August 6
transfiguration:
a: a change in form or appearance; metamorphosis
b: an exalting, glorifying, or spiritual change
The transfiguration, celebrated by the Roman Catholic Church each year on August 6, refers to what is perhaps history’s greatest Kodak moment: Jesus talking with the prophets Moses and Elijah (Elias) on the peak of Mount Tabor in 27AD.
Only the Apostles Peter, John and James witnessed the event, and unfortunately none of them posted pics it to their myspace account. (If you have a photograph of the Transfiguration, please email it to us!) Nor do we have any record of what was discussed, for the disciples were too distant to hear the conversation, and Jesus forbade them from even mentioned the event until after the Son of Man had risen.
What we do know comes from nearly identical versions in the Gospels of Matthew, Mark and Luke.
Jesus led the three Apostles to the mountaintop where “His face shone like the sun and his clothes became as white as the light,” says Mark.
“Just then there appeared before them Moses and Elijah, talking with Jesus,” continues Matthew.
Peter offered to set up three shelters, one for each prophet, but as he spoke a cloud enveloped them. “A voice came from the cloud, saying, ‘This is my Son, whom I have chosen; listen to him,” concludes Luke. When the Disciples looked again, the two prophets had disappeared.
Theologians have debated the literalness of the Transfiguration. Most take the Transfiguration as a factual description of an actual event, especially in the Orthodox Church. Others view it as an allegory.
One interpretation of the Transfiguration is that Moses represents the Law and Elijah represents the Prophets.
In Jesus’ time, Moses was seen as having delivered the Law from God to the people and codifying it during their 40 year trek across the desert. In fact, after Genesis and half of Exodus, that’s what most of the first five books of the Bible are: lengthy lists and descriptions of the laws that governed ancient Hebrew society, from the now obscure laws concerning the treatment of slaves, the ritual sacrifice of goats, and proper stoning technique, to principles still considered the basis of Western law, such as “Thou shall not kill.”
Elijah meanwhile, may have represented the Prophets. Elijah is a prophet in the Jewish, Christian and Muslim faiths (“Ilyas” in Islam), but occupies very little space in any of those religions’ spiritual texts. One of his claims to fame was that he was said to have never died. Instead he was taken up to heaven in a chariot of fire. It was believed his future appearance on Earth would be an imminent predictor of the coming of the Messiah. In the New Testament, folks take St. John the Baptist for Elijah.
For all its celebration among the churches themselves, the event receives very little attention from the general Christian public. And these days a child is less likely to learn about transfiguration from Matthew, Luke, or Mark than from Harry:
“Transfiguration is some of the most complex and dangerous magic you will learn at Hogwarts. Anyone messing around in my class will leave and not come back.”
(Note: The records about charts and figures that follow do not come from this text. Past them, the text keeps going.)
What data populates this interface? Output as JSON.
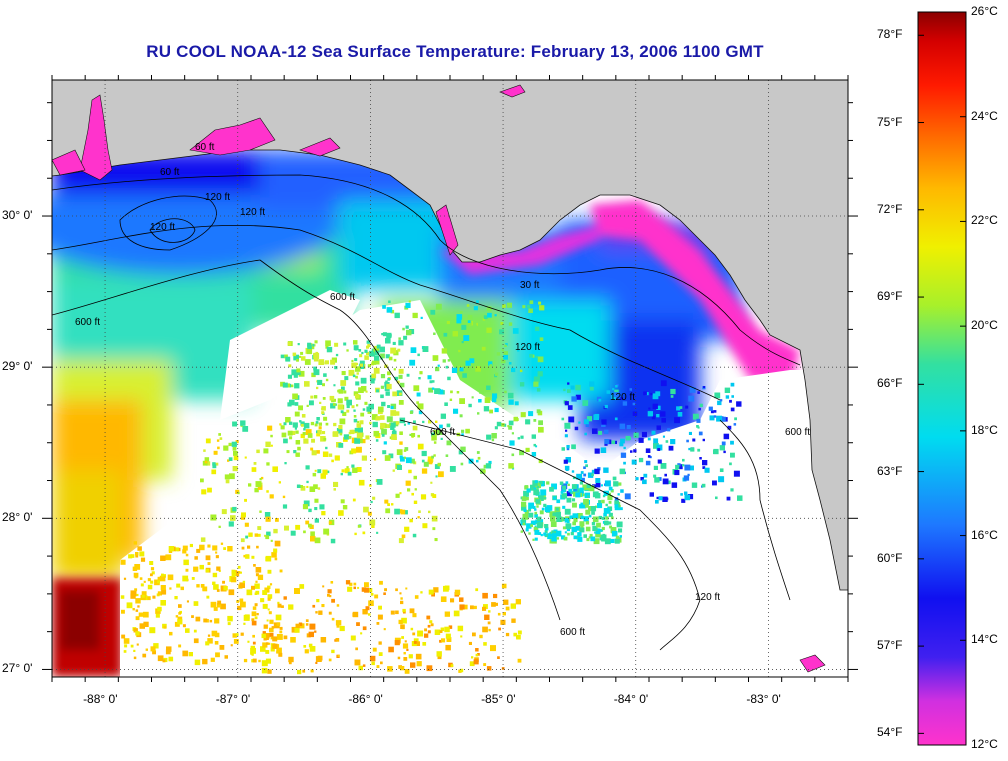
{
  "title": "RU COOL  NOAA-12  Sea Surface Temperature:  February 13, 2006 1100 GMT",
  "map": {
    "lon_range": [
      -88.4,
      -82.4
    ],
    "lat_range": [
      26.95,
      30.9
    ],
    "lat_ticks": [
      {
        "value": 30.0,
        "label": "30° 0'"
      },
      {
        "value": 29.0,
        "label": "29° 0'"
      },
      {
        "value": 28.0,
        "label": "28° 0'"
      },
      {
        "value": 27.0,
        "label": "27° 0'"
      }
    ],
    "lon_ticks": [
      {
        "value": -88.0,
        "label": "-88° 0'"
      },
      {
        "value": -87.0,
        "label": "-87° 0'"
      },
      {
        "value": -86.0,
        "label": "-86° 0'"
      },
      {
        "value": -85.0,
        "label": "-85° 0'"
      },
      {
        "value": -84.0,
        "label": "-84° 0'"
      },
      {
        "value": -83.0,
        "label": "-83° 0'"
      }
    ],
    "contour_labels": [
      "60 ft",
      "60 ft",
      "120 ft",
      "120 ft",
      "120 ft",
      "600 ft",
      "600 ft",
      "600 ft",
      "600 ft",
      "30 ft",
      "120 ft",
      "120 ft",
      "120 ft",
      "600 ft"
    ],
    "land_color": "#c8c8c8",
    "cloud_color": "#ffffff"
  },
  "colorbar": {
    "celsius_ticks": [
      {
        "value": 26,
        "label": "26°C"
      },
      {
        "value": 24,
        "label": "24°C"
      },
      {
        "value": 22,
        "label": "22°C"
      },
      {
        "value": 20,
        "label": "20°C"
      },
      {
        "value": 18,
        "label": "18°C"
      },
      {
        "value": 16,
        "label": "16°C"
      },
      {
        "value": 14,
        "label": "14°C"
      },
      {
        "value": 12,
        "label": "12°C"
      }
    ],
    "fahrenheit_ticks": [
      {
        "value": 78,
        "label": "78°F"
      },
      {
        "value": 75,
        "label": "75°F"
      },
      {
        "value": 72,
        "label": "72°F"
      },
      {
        "value": 69,
        "label": "69°F"
      },
      {
        "value": 66,
        "label": "66°F"
      },
      {
        "value": 63,
        "label": "63°F"
      },
      {
        "value": 60,
        "label": "60°F"
      },
      {
        "value": 57,
        "label": "57°F"
      },
      {
        "value": 54,
        "label": "54°F"
      }
    ],
    "colors": [
      "#ff33cc",
      "#9b30d0",
      "#1010f0",
      "#1e78ff",
      "#00dcf0",
      "#33e0a0",
      "#a8f02a",
      "#f0f000",
      "#ffb800",
      "#ff6a00",
      "#ff1a00",
      "#d40000",
      "#8b0000"
    ]
  }
}
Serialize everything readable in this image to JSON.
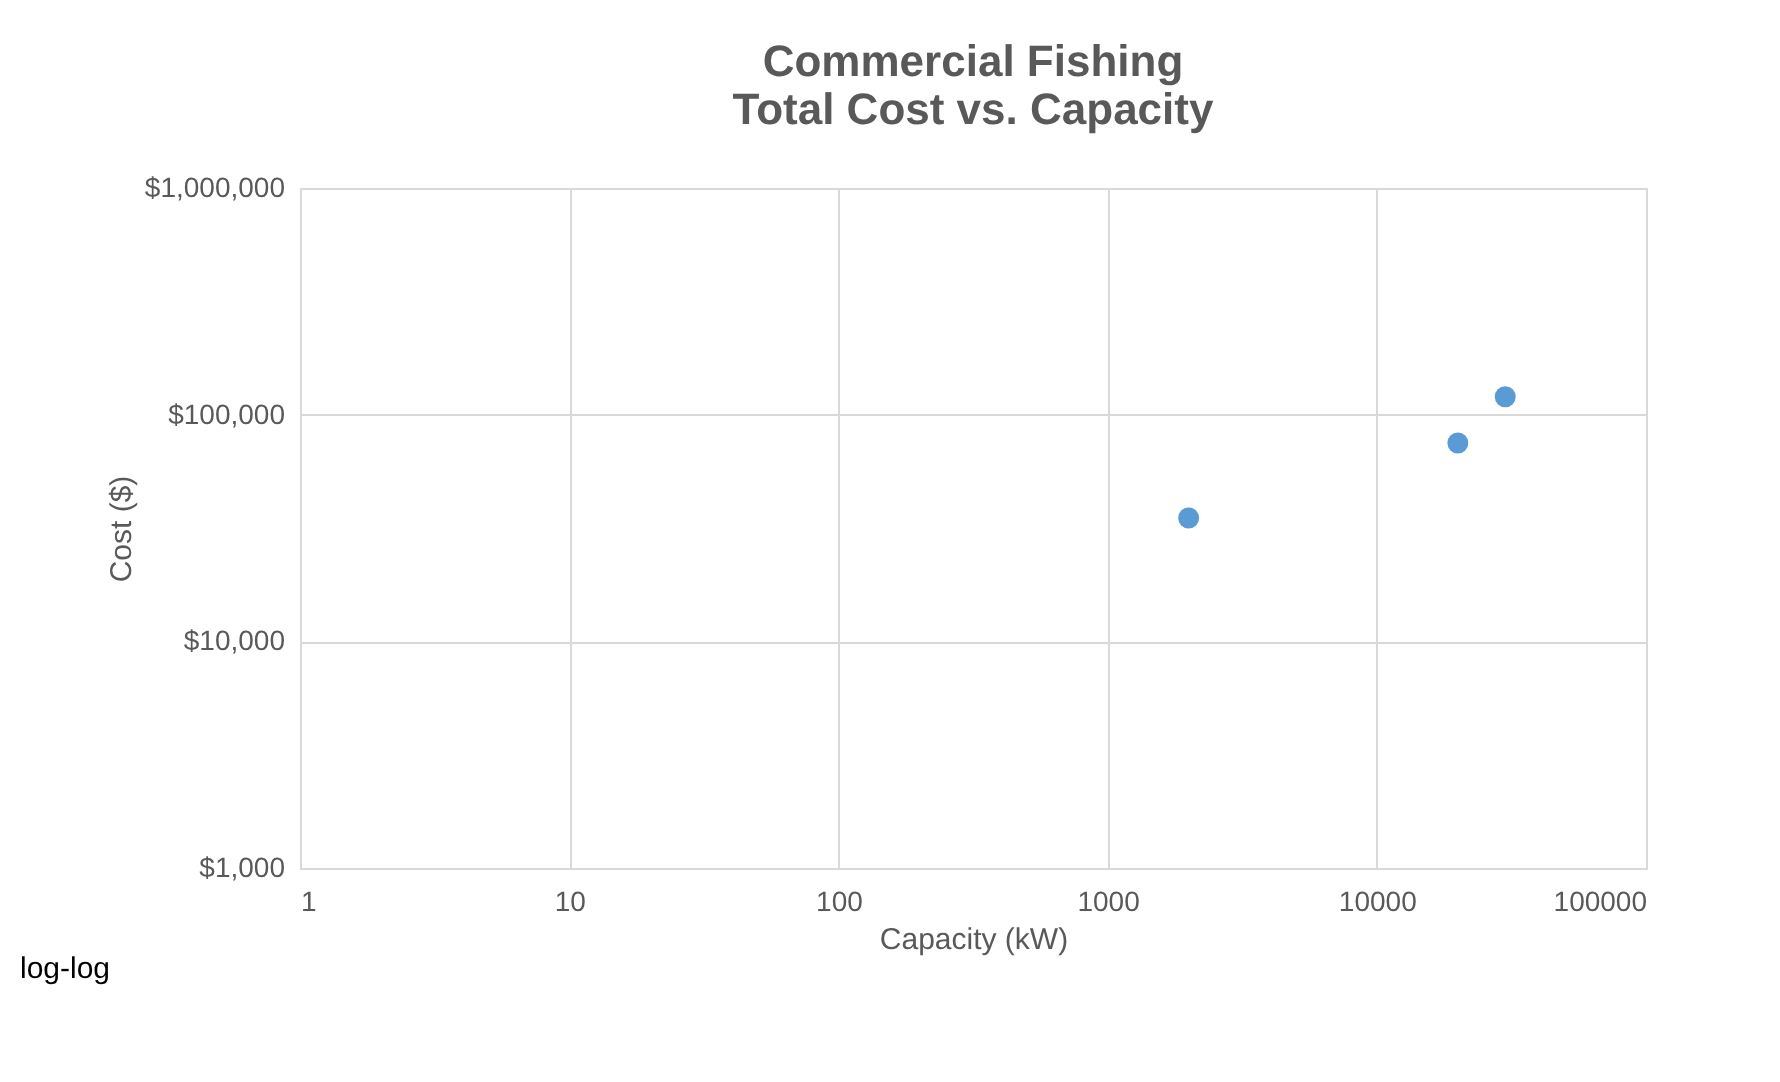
{
  "chart_data": {
    "type": "scatter",
    "title": [
      "Commercial Fishing",
      "Total Cost vs. Capacity"
    ],
    "xlabel": "Capacity (kW)",
    "ylabel": "Cost ($)",
    "x": [
      2000,
      20000,
      30000
    ],
    "series": [
      {
        "color": "#5b9bd5",
        "values": [
          35000,
          75000,
          120000
        ]
      }
    ],
    "log": "xy",
    "xlim": [
      1,
      100000
    ],
    "xticks": [
      1,
      10,
      100,
      1000,
      10000,
      100000
    ],
    "ylim": [
      1000,
      1000000
    ],
    "yticks": [
      {
        "value": 1000,
        "label": "$1,000"
      },
      {
        "value": 10000,
        "label": "$10,000"
      },
      {
        "value": 100000,
        "label": "$100,000"
      },
      {
        "value": 1000000,
        "label": "$1,000,000"
      }
    ],
    "grid": true,
    "marker": "circle",
    "annotations": [
      "log-log"
    ]
  }
}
— Minerva McGonagall, HP 1:8
[2008: This year the Transfiguration falls only a few days away from Islam’s Al-Miraj, the Ascension of the Prophet. During what is often called the “Night Journey,” Muhammad travels first to Jerusalem in a single night, then up to the heavens where he meets the prophets of Islam’s past, including Jesus, Moses, and Abraham. Like the Transfiguration in Christianity, Islamic religious leaders debate whether Al-Miraj is an actual event or symbolic allegory. And like Jesus, Muhammad is transformed prior to the encounter, not by light but by the Qur’an’s most famous open-heart surgery.]